The company cursed them. The greater company on the hill shouted
shrilly, "Unclean, unclean!"
"Surely," thought Amrah of the two, as they kept coming--"surely,
they are strangers to the usage of lepers."
She arose, and went to meet them, taking the basket and jar.
The alarm at the well immediately subsided.
"What a fool," said one, laughing, "what a fool to give good bread
to the dead in that way!"
"And to think of her coming so far!" said another. "I would at
least make them meet me at the gate."
Amrah, with better impulse, proceeded. If she should be mistaken!
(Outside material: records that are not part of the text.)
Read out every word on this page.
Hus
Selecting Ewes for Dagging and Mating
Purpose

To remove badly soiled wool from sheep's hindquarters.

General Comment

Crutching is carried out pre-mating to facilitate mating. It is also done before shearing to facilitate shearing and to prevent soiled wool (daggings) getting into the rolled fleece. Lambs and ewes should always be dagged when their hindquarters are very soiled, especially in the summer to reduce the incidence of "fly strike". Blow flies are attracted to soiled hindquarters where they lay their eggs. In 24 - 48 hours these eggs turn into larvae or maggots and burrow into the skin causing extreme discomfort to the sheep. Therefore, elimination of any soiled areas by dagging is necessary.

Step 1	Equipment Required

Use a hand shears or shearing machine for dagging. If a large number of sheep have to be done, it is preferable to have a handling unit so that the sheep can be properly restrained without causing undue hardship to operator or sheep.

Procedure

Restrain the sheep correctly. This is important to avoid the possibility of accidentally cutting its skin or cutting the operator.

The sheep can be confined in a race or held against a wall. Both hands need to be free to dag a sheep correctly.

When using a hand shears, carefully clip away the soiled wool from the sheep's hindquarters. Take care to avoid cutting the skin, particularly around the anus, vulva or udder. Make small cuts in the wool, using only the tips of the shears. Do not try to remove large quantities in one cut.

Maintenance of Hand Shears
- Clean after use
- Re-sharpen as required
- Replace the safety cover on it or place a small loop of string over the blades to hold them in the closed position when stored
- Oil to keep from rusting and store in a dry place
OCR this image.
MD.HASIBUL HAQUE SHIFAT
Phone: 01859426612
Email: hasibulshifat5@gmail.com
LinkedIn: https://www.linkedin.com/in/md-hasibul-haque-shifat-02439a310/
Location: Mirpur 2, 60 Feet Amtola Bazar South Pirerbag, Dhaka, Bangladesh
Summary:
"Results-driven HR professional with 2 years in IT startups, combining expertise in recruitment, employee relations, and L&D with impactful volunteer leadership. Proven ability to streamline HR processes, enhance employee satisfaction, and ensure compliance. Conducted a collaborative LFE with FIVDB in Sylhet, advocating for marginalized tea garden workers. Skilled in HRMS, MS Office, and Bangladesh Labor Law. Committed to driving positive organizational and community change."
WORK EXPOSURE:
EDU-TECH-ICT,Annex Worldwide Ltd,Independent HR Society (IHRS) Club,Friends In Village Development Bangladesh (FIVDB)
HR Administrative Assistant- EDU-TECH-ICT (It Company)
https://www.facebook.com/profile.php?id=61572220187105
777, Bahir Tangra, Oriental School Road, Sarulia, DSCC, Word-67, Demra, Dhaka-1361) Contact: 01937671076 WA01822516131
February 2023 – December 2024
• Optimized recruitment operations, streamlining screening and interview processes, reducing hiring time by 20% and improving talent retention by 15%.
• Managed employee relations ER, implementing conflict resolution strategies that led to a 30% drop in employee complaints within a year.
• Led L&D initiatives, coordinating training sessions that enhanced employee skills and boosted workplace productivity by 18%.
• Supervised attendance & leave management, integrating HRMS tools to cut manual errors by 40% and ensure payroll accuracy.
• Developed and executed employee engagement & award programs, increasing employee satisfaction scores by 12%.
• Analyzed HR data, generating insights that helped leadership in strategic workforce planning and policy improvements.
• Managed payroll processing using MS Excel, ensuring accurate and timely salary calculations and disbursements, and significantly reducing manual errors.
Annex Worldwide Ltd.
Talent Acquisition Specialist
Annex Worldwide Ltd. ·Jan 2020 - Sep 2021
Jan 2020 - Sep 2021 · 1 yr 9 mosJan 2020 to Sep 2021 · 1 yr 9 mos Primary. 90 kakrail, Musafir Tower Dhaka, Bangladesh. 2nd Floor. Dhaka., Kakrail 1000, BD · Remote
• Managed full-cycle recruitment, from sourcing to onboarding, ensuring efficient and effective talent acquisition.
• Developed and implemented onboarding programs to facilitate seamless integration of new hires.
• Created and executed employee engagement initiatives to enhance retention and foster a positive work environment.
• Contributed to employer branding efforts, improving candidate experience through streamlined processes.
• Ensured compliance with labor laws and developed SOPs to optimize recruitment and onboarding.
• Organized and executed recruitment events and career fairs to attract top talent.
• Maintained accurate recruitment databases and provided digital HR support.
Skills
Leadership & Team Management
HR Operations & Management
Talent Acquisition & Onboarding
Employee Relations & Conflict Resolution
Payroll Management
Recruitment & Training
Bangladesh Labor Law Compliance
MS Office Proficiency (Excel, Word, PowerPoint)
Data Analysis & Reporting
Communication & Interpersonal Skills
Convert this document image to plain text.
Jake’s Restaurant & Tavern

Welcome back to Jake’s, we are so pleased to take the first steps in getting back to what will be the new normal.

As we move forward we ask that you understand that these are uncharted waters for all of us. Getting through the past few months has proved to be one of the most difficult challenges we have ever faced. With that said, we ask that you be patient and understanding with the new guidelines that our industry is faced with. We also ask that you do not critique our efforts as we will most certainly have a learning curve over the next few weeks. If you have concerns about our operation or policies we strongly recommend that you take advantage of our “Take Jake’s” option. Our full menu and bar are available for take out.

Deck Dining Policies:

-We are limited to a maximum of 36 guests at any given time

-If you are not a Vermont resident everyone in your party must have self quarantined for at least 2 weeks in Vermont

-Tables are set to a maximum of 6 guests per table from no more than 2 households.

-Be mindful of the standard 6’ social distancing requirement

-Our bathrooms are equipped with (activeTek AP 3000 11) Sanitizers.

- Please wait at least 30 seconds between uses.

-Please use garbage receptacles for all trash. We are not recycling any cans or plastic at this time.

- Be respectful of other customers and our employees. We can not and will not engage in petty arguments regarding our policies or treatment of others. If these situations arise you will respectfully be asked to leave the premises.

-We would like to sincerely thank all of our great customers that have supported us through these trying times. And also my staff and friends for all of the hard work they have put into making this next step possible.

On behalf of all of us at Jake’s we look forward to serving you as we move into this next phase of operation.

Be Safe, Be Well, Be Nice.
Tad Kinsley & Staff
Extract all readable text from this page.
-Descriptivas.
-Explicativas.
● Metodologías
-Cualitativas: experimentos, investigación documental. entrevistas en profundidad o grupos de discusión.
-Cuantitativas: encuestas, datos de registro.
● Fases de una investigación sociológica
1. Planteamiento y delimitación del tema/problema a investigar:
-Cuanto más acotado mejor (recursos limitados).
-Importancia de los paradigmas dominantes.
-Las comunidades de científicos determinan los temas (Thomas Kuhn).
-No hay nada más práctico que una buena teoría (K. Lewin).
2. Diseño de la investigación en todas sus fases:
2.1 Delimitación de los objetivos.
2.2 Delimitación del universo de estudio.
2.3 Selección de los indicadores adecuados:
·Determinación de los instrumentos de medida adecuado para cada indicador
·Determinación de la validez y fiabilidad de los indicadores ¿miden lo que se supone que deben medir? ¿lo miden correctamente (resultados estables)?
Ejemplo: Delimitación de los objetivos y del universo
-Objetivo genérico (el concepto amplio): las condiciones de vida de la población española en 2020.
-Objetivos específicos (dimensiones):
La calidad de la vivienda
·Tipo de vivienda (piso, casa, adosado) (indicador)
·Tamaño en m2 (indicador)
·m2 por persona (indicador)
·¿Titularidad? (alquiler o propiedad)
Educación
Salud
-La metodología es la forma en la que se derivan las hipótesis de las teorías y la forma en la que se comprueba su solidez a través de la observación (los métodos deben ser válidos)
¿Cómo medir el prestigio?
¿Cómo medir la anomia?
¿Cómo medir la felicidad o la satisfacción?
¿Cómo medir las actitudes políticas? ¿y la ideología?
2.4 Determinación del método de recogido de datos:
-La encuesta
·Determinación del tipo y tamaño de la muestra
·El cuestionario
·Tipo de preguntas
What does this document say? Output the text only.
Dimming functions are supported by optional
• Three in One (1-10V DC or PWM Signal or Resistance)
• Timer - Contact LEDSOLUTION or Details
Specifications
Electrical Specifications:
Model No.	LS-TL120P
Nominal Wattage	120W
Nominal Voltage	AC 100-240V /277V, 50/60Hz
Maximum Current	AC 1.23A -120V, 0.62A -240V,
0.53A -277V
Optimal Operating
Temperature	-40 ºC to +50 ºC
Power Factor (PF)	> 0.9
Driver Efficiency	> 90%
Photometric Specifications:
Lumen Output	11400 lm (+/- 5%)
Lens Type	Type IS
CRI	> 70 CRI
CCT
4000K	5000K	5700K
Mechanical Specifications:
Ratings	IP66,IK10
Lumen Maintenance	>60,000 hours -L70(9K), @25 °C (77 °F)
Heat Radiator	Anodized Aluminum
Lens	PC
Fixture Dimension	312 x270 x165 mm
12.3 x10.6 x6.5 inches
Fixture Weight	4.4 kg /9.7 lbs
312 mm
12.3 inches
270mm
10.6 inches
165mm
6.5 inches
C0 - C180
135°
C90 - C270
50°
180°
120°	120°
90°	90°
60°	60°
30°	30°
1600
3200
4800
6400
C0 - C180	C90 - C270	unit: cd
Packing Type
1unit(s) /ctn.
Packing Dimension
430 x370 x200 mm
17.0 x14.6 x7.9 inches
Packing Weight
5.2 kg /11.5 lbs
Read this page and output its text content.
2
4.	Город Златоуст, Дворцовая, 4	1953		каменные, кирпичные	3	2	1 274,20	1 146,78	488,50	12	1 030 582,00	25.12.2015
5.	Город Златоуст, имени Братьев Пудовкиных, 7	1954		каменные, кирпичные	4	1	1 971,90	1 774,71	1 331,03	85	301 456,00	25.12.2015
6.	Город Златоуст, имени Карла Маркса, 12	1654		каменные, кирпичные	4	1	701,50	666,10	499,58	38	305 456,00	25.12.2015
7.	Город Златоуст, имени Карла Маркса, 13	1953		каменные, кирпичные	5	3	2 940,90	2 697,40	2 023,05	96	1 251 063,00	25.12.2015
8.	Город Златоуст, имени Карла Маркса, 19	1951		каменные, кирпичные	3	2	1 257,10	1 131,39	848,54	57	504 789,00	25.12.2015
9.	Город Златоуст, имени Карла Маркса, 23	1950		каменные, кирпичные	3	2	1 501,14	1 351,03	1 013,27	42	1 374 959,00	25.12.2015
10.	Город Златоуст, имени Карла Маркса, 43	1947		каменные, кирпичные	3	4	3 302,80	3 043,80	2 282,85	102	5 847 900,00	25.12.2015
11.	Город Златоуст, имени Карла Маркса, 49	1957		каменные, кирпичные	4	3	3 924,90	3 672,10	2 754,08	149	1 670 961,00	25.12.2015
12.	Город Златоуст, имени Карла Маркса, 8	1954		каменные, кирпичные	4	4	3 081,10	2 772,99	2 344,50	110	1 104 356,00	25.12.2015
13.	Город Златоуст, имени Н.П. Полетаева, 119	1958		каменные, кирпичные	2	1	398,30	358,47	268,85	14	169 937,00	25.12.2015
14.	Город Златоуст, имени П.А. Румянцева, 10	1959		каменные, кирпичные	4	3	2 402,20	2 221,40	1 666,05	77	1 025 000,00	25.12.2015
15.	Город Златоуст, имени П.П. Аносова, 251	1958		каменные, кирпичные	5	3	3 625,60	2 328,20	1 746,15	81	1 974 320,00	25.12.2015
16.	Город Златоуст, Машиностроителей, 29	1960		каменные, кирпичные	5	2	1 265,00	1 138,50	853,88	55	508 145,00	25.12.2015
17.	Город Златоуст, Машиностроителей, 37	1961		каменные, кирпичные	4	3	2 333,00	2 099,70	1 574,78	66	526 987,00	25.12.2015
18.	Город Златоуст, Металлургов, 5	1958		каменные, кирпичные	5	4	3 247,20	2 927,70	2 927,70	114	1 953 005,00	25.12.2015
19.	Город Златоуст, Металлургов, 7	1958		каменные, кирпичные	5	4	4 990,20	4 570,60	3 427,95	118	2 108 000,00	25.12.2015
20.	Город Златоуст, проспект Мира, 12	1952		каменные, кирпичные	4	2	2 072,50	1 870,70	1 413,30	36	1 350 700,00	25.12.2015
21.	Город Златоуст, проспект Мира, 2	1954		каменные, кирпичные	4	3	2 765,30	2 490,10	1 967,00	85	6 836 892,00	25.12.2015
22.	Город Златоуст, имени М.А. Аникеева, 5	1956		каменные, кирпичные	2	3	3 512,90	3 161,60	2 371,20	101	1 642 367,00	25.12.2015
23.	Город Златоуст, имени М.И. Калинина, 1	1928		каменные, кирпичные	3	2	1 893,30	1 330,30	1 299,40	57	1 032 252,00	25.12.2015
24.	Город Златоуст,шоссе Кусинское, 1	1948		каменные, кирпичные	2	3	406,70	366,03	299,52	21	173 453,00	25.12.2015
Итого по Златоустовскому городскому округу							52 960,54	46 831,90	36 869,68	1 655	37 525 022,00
Her heart arose into her throat. And the farther she went the more
doubtful and confused she became. Four or five yards from where
they stood waiting for her she stopped.
That the mistress she loved! whose hand she had so often kissed
in gratitude! whose image of matronly loveliness she had treasured
in memory so faithfully! And that the Tirzah she had nursed through
babyhood! whose pains she had soothed, whose sports she had shared!
that the smiling, sweet-faced, songful Tirzah, the light of the
great house, the promised blessing of her old age! Her mistress,
her darling--they? The soul of the woman sickened at the sight.